Every coefficient is going to be significant, some at 0.05 level, some at 0.85 level \(\Rightarrow\) saying something is significant without specifying the level is not enough
In general, report corresponding p-value in parenthesis to just one significant digit: 0.002 rather than 0.0017
Main Take Aways
Sampling variability implies uncertainty related to the estimation process: more data leads to more precise estimates (i.e. smaller SEs, narrower CIs)
Confidence intervals quantify the uncertainty associated with the average outcome, not each individual prediction. Confidence level indicates how often, in the long run, the CI would be wrong (i.e. not contain the true value). We cannot know if the CI we obtained is a “good” or a “bad” one, though.
With hypothesis testing, we are comparing the null-world to our estimates. \(p\)-values indicate the probability of us observing the data at least as extreme as we have in the null-world
Appendix
Probabilistic Interpretation of CIs
\[CI_{95}: [\bar x - 1.96 SE, \bar x + 1.96 SE]\]
Randomness comes from the stage of drawing a sample (we only have one, but hypothetically, we draw them repeatedly)
After we draw the random sample, calculating the CI is a matter of procedure:
there is no more randomness, it’s just applying the formula
hence, we can think of this as a realized experiment
if CI bounds are just numbers, the true fixed value is either inside (1) or not (0)
we say: a single calculated CI contains the true parameter or not (and in real life, we don’t know if it does, so we hope it is one of the ones that cover the true value)
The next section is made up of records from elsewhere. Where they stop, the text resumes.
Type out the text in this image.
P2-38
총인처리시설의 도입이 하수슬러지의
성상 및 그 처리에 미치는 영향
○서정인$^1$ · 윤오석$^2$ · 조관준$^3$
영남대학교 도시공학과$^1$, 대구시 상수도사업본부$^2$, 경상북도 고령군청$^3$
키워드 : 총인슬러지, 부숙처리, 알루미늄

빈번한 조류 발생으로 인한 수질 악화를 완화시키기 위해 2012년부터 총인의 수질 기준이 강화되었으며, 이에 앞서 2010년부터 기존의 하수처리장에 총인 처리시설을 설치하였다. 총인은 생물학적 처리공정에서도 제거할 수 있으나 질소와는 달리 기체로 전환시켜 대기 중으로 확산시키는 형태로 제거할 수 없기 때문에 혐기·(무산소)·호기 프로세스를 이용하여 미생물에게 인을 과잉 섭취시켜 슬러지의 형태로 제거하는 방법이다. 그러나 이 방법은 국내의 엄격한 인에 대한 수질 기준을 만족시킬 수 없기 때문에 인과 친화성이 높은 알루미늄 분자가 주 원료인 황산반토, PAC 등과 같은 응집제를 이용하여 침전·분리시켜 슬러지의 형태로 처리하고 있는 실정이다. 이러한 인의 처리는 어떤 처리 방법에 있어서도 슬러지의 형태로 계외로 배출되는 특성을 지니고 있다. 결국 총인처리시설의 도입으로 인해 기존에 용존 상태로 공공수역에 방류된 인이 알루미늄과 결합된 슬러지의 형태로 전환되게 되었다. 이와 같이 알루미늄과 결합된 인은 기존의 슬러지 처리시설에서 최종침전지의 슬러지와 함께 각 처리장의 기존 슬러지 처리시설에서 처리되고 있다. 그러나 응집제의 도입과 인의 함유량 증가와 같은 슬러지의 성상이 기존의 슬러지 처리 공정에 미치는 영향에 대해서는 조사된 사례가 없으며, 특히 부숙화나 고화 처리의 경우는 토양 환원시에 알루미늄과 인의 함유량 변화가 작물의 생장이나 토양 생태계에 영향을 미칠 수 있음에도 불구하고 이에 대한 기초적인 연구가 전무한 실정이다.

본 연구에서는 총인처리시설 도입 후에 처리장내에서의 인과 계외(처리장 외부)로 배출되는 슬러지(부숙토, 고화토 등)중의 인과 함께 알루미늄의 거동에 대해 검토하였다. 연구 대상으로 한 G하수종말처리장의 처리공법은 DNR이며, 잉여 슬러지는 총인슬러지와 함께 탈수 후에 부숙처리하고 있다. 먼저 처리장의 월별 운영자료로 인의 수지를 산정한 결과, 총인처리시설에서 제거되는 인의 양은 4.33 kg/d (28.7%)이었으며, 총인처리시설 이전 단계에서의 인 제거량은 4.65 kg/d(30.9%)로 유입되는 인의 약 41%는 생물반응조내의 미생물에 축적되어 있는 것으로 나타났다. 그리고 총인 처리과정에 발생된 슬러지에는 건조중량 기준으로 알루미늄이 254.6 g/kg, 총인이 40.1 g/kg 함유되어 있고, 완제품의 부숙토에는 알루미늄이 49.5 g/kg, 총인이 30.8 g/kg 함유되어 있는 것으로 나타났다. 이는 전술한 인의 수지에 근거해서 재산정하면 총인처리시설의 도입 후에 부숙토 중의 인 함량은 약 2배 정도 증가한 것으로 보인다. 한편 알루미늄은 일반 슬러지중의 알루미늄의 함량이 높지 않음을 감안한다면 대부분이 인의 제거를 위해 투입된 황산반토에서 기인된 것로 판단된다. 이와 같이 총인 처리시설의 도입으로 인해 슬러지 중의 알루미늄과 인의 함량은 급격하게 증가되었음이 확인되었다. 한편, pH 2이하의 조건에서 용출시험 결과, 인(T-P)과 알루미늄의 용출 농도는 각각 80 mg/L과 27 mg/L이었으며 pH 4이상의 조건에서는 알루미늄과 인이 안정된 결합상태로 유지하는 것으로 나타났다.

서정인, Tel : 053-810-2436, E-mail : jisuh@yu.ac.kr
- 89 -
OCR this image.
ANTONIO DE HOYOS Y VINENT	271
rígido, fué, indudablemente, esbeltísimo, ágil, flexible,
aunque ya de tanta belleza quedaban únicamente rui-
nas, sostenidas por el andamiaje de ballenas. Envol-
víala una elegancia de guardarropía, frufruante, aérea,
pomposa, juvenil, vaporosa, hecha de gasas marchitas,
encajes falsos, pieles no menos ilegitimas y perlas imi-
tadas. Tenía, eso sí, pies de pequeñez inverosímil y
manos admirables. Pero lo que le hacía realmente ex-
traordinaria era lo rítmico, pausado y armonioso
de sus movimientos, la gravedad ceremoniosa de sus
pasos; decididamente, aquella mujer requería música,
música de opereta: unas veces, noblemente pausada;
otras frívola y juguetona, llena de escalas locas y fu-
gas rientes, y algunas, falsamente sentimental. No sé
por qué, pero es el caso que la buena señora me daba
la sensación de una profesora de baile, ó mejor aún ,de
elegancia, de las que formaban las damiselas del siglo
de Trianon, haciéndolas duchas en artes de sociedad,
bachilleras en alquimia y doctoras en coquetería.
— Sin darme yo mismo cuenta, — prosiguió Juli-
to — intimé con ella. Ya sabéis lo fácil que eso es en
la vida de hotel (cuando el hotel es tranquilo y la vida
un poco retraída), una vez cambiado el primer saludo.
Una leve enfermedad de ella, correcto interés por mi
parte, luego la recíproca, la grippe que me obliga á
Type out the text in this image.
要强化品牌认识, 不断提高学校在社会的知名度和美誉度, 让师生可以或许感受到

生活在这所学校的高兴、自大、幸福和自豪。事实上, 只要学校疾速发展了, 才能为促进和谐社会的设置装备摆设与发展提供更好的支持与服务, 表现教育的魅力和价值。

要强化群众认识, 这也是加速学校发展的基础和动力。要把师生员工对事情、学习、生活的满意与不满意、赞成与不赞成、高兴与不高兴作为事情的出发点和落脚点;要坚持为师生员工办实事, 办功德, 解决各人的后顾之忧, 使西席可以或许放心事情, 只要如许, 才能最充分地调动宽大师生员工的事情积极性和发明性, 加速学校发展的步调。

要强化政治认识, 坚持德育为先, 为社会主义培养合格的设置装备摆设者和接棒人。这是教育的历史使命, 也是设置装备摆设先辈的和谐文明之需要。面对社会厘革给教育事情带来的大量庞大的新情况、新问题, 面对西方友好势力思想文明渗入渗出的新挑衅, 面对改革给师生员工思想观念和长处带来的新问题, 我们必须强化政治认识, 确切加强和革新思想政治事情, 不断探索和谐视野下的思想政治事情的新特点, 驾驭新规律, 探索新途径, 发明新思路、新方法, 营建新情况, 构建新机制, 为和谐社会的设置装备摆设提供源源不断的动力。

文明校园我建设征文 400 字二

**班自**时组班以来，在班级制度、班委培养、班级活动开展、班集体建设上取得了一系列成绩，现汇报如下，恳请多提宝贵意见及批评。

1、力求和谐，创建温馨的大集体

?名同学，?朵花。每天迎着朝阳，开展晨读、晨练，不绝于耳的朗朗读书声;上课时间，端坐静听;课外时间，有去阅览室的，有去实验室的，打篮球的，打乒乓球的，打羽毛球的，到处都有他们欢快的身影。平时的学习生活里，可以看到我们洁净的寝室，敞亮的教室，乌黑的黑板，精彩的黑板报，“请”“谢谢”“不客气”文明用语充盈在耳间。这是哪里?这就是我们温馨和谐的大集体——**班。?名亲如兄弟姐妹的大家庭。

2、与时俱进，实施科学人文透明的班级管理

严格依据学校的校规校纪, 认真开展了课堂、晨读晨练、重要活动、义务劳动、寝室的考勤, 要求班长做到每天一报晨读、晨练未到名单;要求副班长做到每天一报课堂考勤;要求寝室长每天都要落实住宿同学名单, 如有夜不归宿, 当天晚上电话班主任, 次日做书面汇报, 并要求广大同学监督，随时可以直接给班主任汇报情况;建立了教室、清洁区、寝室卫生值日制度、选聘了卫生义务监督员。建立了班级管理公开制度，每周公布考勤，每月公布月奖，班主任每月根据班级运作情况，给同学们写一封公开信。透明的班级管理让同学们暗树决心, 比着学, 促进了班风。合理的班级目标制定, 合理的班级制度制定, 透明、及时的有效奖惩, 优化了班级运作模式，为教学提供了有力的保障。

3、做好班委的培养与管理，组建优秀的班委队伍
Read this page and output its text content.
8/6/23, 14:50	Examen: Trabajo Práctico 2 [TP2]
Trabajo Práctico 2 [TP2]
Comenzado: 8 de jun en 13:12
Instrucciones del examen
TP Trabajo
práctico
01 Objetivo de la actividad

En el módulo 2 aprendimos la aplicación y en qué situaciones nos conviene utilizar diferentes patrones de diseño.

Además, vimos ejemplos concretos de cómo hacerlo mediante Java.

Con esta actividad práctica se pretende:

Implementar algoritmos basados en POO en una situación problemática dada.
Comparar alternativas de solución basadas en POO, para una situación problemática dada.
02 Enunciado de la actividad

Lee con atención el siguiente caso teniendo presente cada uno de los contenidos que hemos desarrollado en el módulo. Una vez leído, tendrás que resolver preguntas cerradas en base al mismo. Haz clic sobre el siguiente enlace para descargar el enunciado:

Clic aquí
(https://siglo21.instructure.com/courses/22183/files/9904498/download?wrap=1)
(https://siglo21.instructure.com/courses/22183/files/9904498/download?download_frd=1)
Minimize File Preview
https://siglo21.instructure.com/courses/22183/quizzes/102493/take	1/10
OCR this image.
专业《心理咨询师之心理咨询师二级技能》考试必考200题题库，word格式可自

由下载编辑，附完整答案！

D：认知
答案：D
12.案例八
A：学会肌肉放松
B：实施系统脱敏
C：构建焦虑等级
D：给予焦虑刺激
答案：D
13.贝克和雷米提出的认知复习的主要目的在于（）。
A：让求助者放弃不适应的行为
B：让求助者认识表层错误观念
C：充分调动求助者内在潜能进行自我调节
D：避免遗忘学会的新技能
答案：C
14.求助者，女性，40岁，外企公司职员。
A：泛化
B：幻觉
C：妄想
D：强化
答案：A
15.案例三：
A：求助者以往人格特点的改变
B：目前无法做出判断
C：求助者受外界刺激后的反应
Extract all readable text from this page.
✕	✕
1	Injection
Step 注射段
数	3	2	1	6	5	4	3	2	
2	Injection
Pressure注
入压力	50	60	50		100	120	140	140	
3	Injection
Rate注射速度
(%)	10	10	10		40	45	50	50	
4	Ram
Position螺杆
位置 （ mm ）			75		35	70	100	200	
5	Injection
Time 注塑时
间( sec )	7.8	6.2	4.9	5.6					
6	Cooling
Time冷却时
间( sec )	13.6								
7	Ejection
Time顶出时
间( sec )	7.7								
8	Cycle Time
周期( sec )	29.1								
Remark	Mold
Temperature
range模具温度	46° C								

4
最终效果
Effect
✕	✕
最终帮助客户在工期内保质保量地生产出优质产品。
Before the random sample is drawn, we can apply probabilistic interpretation to CI:
for a 95% confidence interval (before the sample for calculating that CI is drawn!), there is a 95% chance that a CI will contain \(\mu\)
the random interval \([\bar x - 1.96 SE, \bar x + 1.96 SE]\) contains \(\mu\) with probability 0.95. It is a random interval, since the endpoints change with different samples (i.e., we don’t have not drawn the sample yet)